We describe the exercise structure once trained conventionally and once trained with positive reinforcement. We are not trying to give a rating of good or bad (see above, positive and negative are only mathematical values), we just want to show you the different approaches.
Option 1: Conventional training
If you want to work on the Spanish step or the Spanish greeting conventionally, it usually works like this: You touch your horse's front leg with the crop until he lifts his leg. Then you stop.
With sensitive horses, this approach usually works quite well and they lift their leg in response to a light touch. With less sensitive horses, however, it can happen that a light touch quickly turns into a strong knock and a "now lift your leg".
The long-term goal is that at some point you will no longer have to touch with the crop, but that a finger point is sufficient for your horse to lift his leg.
Option 2: training with positive reinforcement
When training with positive reinforcement, a target is used in addition to the clicker and food praise. The horse should touch the target with its front tarsal joint.
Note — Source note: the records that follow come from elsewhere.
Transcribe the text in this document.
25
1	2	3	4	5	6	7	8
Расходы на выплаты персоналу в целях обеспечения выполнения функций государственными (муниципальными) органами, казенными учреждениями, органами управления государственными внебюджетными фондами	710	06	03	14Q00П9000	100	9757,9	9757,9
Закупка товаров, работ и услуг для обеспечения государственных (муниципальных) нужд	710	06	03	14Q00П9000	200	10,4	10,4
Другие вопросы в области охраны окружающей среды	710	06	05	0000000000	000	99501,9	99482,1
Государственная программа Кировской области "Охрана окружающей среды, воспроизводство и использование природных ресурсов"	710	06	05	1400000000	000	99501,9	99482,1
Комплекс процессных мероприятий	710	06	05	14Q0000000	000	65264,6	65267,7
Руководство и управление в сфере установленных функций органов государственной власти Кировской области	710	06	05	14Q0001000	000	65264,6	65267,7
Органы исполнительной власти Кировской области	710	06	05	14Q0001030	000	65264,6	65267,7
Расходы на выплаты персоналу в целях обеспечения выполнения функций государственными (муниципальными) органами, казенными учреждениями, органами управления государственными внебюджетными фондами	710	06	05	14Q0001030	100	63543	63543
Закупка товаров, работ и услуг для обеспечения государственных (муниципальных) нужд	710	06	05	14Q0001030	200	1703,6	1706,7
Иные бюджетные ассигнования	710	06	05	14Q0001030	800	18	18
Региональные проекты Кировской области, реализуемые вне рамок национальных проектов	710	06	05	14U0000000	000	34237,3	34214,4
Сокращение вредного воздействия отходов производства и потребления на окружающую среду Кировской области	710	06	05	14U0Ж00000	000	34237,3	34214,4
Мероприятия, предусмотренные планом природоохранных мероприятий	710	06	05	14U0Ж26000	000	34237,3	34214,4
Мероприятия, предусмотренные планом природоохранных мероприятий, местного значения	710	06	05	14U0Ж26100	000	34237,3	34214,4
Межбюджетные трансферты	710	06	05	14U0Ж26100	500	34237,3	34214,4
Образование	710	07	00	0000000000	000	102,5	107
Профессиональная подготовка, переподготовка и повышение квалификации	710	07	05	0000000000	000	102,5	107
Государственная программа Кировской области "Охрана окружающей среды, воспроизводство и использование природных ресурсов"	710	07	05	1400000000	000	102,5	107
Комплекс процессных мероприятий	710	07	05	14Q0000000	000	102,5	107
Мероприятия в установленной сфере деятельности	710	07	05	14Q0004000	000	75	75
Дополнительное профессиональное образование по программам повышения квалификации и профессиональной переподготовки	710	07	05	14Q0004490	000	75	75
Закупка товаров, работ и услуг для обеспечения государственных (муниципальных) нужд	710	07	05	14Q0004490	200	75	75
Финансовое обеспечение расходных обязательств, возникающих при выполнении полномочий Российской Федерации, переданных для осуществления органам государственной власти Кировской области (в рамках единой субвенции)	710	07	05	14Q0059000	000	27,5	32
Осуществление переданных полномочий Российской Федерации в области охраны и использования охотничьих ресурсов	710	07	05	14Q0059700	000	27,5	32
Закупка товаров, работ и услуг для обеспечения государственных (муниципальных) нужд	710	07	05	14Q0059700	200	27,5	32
The target can be a fly swatter, a pool noodle or something similar.
Here, the training structure can look like this:
Touch your target to the horse's tarsus and click. Repeat this a few times. Then hold the target a little away from the front leg and as soon as your horse moves his leg towards the target, click again. This distance is increased bit by bit. Every time your horse touches the target with its front leg, you give a click and praise.
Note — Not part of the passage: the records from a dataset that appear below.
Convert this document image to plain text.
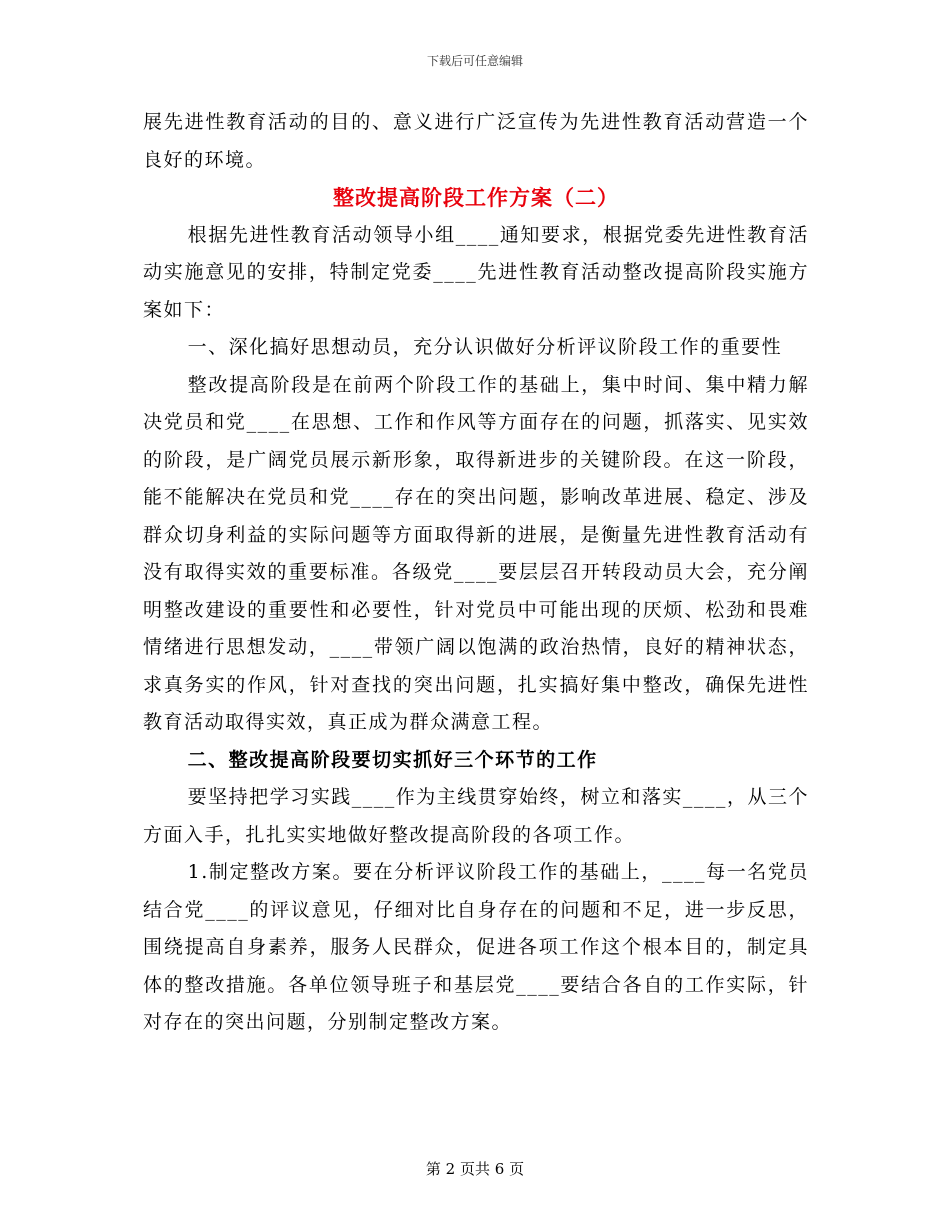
下载后可任意编辑

展先进性教育活动的目的、意义进行广泛宣传为先进性教育活动营造一个良好的环境。

整改提高阶段工作方案（二）

根据先进性教育活动领导小组____通知要求，根据党委先进性教育活动实施意见的安排，特制定党委____先进性教育活动整改提高阶段实施方案如下：

一、深化搞好思想动员，充分认识做好分析评议阶段工作的重要性

整改提高阶段是在前两个阶段工作的基础上，集中时间、集中精力解决党员和党____在思想、工作和作风等方面存在的问题，抓落实、见实效的阶段，是广阔党员展示新形象，取得新进步的关键阶段。在这一阶段，能不能解决在党员和党____存在的突出问题，影响改革进展、稳定、涉及群众切身利益的实际问题等方面取得新的进展，是衡量先进性教育活动有没有取得实效的重要标准。各级党____要层层召开转段动员大会，充分阐明整改建设的重要性和必要性，针对党员中可能出现的厌烦、松劲和畏难情绪进行思想发动，____带领广阔以饱满的政治热情，良好的精神状态，求真务实的作风，针对查找的突出问题，扎实搞好集中整改，确保先进性教育活动取得实效，真正成为群众满意工程。

二、整改提高阶段要切实抓好三个环节的工作

要坚持把学习实践____作为主线贯穿始终，树立和落实____，从三个方面入手，扎扎实实地做好整改提高阶段的各项工作。

1.制定整改方案。要在分析评议阶段工作的基础上，____每一名党员结合党____的评议意见，仔细对比自身存在的问题和不足，进一步反思，围绕提高自身素养，服务人民群众，促进各项工作这个根本目的，制定具体的整改措施。各单位领导班子和基层党____要结合各自的工作实际，针对存在的突出问题，分别制定整改方案。

第 2 页共 6 页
It doesn't matter whether you train your horse with positive reinforcement or conventionally with negative reinforcement: It is important that you always make the training Sportsfreundlich and stress-free as possible. Because horses are only able to learn in a relaxed atmosphere. If you make your training as small-step as possible, you give your horse the opportunity to understand what it is supposed to do. This way you avoid frustration and stress on all sides.